A teacher I know was recently on the receiving end of negative commentary because she was teaching a book at a lexile level lower than the grade level of her students.
Let me contextualize a little here and say that she teaches at a high school where some students were assessed as reading proficiently at a 2nd or 3rd grade level, many read at a 4th- 7th grade level, and a small percentage read at an 8th grade level or above.
Tim Shanahan has argued compellingly that lexiles are an imperfect measurement, and there is little, if any, evidence base for a reading instruction model that requires students to be taught texts at some optimal reading level, matched to their abilities. He also argues, and I agree, that students can access challenging texts with support. The Common Core standards say that students should be able to read “complex literary and informational texts independently and proficiently.”
However, I worry that teachers will interpret the Common Core standards and other such imprecations to teach challenging texts as a mandate to assign difficult fiction and nonfiction just for the sake of its difficulty. Too often, that means teachers simply explain what happened in, say, a short story, without teaching students skills for accessing texts on their own.

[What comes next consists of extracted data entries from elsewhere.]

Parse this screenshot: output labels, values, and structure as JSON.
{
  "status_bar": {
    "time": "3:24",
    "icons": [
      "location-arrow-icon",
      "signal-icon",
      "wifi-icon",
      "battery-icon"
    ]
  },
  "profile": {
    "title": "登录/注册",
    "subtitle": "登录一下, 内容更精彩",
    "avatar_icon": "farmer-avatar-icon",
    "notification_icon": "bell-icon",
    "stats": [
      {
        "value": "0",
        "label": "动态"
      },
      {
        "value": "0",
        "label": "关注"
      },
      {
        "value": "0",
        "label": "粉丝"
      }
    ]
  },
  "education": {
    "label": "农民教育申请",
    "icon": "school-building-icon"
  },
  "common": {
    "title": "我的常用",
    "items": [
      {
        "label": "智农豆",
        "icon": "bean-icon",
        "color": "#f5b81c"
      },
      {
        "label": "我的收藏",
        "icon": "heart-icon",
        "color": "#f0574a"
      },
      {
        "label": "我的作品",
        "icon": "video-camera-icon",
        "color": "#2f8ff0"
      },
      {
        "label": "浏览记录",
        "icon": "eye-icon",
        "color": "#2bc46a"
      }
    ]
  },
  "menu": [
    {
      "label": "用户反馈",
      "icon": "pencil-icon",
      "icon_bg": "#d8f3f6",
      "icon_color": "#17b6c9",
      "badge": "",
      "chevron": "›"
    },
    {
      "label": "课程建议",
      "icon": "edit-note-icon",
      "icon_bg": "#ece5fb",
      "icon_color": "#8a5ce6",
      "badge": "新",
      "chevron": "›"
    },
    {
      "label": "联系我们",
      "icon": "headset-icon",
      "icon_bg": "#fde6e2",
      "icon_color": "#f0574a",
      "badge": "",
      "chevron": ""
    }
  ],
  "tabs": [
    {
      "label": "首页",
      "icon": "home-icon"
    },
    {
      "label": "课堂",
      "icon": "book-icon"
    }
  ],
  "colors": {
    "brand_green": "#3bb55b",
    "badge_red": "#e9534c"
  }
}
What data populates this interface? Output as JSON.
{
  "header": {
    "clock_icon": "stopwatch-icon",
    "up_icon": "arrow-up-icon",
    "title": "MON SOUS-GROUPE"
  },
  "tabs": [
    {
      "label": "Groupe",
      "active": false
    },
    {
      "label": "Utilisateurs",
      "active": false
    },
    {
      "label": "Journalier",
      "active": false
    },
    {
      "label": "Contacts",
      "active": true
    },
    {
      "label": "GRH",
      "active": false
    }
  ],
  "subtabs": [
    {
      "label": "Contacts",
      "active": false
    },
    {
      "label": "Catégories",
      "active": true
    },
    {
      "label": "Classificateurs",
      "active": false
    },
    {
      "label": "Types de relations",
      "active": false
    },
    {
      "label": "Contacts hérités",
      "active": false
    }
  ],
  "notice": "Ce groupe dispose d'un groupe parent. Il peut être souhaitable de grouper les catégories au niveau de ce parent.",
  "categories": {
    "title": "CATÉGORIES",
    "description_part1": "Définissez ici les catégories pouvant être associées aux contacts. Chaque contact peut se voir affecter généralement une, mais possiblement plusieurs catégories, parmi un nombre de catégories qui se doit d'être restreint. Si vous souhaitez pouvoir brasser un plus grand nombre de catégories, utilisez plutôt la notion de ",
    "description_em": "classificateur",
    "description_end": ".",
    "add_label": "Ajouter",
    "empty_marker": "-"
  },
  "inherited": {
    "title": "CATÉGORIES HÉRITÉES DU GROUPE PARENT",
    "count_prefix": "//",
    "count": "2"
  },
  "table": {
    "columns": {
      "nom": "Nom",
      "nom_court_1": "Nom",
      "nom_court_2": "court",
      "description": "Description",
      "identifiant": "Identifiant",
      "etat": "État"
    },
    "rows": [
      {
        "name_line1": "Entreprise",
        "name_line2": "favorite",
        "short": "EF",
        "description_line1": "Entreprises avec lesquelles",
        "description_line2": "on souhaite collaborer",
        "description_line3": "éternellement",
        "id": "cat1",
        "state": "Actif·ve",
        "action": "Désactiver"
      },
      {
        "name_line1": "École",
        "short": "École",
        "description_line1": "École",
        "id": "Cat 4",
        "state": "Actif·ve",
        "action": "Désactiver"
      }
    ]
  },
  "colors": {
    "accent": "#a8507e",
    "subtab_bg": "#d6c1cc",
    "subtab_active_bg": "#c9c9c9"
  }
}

I think we need to be clear about our reasons for assigning a particular text with a particular level of difficulty. Is the goal to promote fluency, help students gain self-confidence, and grow their enjoyment of reading? By all means, teach something at a lower lexile level. Is the goal to teach students how to access those “complex… texts independently”? Then make sure to provide them the scaffolding and support they need to begin to appropriate the required literacy skills.